Denn DAS ist Sinn und Idee des Brandings… Wenn ein Viehbesitzer seinem Tierbestand ein Brandzeichen verpasst (ein “Branding”), dann dient dieses dem Zweck, dass man die eigenen Tiere von denen anderer Viehbesitzer unterscheiden kann. Man spricht hier nicht umsonst von “brandmarken”… Wenn alle das gleiche oder zum Verwechseln ähnliche Brandzeichen verwendeten, dann wäre der Sinn ad absurdum geführt…

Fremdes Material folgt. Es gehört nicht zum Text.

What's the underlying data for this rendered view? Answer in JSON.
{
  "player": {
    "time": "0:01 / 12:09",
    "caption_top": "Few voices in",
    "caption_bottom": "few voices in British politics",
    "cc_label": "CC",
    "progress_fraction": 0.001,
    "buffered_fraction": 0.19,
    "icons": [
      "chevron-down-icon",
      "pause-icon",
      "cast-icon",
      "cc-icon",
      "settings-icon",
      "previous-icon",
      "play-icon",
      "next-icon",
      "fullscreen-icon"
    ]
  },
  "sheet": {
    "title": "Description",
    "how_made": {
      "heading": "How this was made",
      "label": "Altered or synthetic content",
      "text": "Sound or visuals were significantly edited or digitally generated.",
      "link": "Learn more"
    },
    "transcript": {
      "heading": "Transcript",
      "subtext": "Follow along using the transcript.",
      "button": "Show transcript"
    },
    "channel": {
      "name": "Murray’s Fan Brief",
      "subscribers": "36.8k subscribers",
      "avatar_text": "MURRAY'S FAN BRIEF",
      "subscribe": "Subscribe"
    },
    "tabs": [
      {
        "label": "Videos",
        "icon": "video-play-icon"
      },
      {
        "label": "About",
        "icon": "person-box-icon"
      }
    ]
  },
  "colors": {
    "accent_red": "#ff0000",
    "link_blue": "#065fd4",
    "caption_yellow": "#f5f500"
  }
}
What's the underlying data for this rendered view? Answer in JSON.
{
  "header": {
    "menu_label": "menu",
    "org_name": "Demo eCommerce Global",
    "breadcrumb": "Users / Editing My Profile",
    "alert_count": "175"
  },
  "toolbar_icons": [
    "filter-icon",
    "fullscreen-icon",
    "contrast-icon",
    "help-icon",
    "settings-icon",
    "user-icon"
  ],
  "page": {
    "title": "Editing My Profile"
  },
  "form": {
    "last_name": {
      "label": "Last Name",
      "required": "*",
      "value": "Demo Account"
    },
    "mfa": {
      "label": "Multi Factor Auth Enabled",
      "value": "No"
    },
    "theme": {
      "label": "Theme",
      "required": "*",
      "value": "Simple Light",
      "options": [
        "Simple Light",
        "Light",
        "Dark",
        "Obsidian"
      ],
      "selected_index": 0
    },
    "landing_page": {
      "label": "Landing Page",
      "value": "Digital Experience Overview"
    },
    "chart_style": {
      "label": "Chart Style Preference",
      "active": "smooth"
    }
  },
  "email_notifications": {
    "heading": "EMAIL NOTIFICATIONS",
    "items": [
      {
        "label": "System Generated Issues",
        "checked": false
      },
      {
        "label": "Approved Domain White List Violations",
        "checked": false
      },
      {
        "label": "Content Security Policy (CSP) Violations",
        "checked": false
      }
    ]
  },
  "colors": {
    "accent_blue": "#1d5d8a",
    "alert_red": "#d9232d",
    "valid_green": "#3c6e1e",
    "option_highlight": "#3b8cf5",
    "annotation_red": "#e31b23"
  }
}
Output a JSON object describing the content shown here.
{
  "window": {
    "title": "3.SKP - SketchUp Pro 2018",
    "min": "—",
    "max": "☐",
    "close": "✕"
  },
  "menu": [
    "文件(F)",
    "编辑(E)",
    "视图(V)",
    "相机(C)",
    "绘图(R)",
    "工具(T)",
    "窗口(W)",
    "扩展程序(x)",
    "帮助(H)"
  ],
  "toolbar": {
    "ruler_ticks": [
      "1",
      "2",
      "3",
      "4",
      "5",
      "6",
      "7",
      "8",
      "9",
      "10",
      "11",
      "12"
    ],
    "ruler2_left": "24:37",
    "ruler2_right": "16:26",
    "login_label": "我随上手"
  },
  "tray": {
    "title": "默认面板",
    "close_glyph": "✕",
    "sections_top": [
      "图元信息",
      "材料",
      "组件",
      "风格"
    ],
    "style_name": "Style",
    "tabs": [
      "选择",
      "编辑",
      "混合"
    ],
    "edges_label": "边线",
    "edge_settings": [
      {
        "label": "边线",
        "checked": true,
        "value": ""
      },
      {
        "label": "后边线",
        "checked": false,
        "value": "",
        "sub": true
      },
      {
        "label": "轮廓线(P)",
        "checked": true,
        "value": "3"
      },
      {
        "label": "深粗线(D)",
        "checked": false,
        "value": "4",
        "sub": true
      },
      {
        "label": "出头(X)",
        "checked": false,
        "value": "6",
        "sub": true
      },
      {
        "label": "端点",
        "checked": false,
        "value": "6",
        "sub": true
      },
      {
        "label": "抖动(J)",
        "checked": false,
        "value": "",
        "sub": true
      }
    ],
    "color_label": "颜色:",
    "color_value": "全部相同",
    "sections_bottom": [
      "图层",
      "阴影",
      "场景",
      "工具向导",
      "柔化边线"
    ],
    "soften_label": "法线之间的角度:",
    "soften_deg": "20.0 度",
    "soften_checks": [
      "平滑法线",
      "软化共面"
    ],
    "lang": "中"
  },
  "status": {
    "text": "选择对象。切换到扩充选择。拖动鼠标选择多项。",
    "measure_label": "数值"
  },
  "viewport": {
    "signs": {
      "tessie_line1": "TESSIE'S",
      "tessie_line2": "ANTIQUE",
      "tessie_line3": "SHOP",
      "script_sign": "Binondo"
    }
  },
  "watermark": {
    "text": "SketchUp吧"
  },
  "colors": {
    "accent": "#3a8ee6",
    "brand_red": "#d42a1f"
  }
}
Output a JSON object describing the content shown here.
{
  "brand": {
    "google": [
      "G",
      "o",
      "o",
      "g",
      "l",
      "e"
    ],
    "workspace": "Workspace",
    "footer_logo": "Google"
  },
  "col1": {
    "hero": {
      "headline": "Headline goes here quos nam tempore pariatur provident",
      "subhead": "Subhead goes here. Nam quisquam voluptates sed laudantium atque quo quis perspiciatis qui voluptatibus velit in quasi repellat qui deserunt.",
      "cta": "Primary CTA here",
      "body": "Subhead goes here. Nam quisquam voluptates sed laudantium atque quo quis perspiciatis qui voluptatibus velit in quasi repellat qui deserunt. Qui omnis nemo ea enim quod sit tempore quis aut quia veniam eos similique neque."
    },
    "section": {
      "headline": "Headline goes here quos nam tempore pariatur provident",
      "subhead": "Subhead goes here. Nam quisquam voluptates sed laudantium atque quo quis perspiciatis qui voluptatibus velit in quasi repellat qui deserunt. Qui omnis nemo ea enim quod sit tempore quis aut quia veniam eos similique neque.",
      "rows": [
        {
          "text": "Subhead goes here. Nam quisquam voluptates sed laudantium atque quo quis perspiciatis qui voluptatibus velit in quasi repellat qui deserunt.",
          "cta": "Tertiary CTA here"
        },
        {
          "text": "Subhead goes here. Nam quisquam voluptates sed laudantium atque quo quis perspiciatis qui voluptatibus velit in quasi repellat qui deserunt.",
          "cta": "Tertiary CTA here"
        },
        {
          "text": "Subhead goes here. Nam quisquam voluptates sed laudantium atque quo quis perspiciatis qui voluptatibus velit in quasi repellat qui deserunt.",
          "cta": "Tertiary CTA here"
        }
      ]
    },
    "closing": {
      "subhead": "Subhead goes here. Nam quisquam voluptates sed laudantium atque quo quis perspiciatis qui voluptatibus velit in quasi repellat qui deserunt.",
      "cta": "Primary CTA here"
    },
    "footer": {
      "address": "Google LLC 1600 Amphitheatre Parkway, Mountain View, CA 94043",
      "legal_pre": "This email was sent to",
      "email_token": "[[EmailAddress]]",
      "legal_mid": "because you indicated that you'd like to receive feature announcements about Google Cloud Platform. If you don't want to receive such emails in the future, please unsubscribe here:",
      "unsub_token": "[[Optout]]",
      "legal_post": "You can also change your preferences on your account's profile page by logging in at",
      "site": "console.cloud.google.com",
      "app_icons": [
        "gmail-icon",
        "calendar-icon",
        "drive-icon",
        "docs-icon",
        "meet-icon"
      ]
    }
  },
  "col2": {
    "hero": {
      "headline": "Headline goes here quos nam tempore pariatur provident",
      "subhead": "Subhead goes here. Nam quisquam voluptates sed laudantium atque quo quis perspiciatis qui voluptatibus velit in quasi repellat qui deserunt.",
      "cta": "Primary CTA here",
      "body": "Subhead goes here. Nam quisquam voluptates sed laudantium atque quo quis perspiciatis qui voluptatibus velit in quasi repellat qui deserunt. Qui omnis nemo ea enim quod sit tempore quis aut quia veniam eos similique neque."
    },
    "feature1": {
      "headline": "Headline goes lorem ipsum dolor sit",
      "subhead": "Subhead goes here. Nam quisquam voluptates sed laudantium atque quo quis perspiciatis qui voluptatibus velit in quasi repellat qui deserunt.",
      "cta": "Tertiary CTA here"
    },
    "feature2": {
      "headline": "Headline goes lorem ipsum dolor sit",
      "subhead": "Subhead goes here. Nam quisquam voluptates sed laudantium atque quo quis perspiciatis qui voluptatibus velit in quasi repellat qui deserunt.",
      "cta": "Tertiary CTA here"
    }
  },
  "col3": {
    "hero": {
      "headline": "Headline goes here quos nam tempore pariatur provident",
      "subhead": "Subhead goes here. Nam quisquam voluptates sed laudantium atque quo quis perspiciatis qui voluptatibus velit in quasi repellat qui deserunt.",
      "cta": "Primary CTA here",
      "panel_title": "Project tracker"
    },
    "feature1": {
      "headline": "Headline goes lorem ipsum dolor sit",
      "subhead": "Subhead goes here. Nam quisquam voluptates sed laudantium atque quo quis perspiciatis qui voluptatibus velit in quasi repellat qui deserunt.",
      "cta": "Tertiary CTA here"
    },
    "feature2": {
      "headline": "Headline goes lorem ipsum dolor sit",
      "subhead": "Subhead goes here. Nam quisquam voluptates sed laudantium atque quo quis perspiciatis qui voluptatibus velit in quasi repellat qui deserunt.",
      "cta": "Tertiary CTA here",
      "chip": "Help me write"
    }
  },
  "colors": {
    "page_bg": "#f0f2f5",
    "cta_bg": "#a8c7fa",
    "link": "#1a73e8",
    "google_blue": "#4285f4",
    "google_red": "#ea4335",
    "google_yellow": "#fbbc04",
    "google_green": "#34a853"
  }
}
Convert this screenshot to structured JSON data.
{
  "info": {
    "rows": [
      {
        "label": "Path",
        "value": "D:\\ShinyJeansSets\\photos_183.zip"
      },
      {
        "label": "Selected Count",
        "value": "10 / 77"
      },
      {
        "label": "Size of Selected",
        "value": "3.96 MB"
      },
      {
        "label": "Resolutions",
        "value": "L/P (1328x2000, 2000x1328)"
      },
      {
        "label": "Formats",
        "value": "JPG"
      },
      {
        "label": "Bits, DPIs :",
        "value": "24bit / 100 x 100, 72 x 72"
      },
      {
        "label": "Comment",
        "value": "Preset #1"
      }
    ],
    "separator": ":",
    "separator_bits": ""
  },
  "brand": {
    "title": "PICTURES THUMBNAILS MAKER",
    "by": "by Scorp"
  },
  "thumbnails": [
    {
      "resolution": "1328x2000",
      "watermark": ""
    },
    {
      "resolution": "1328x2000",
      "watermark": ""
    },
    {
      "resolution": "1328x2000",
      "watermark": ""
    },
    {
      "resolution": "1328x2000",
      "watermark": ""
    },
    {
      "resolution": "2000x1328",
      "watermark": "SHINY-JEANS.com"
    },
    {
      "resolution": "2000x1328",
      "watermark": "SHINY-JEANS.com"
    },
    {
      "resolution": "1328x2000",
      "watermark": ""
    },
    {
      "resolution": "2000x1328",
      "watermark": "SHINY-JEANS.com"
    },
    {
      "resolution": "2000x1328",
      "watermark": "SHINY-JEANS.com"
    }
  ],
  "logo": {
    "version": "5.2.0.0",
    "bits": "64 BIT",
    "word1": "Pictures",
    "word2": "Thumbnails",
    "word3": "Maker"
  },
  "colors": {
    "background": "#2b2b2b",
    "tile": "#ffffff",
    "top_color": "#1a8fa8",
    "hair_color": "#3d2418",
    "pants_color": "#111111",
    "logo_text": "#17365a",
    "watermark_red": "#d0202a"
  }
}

Und so stellt sich heute aus unserer Erfahrung oftmals die Situation wie folgt dar:

„Alle rufen nach Marke, nach Branding, aber keiner traut sich zur Differenzierung (obwohl das ja der Kern von Branding und Marke ist). Uns begegnet es auch allzu oft, dass es heißt: Seien wir mal „anders“! Im konkreten heißt es aber zumeist: „Aber nicht sooo anders!“…

Hierbei muss man den Unternehmen, speziell den größeren, sicherlich zu Gute halten, dass es sich um heterogene Gebilde handelt und dass es a. oft gar nicht so einfach ist, trennscharf die Unterschiede zu anderen Unternehmen zu erfassen und dann auch kommunizierbar zu bekommen (ein Grund für die Entwicklung des Kulturmatchers, der je eben genau dazu verwendet werden kann, unternehmenskulturelle Merkmal zu quantifizieren…) sowie b. oftmals der Mut einzelner (etwa aufgeklärten Employer Brandern, die sich trauen, wirkliche Unterschiede zu benennen) auch nicht honoriert wird oder für diese nicht unbedingt karriereförderlich ist…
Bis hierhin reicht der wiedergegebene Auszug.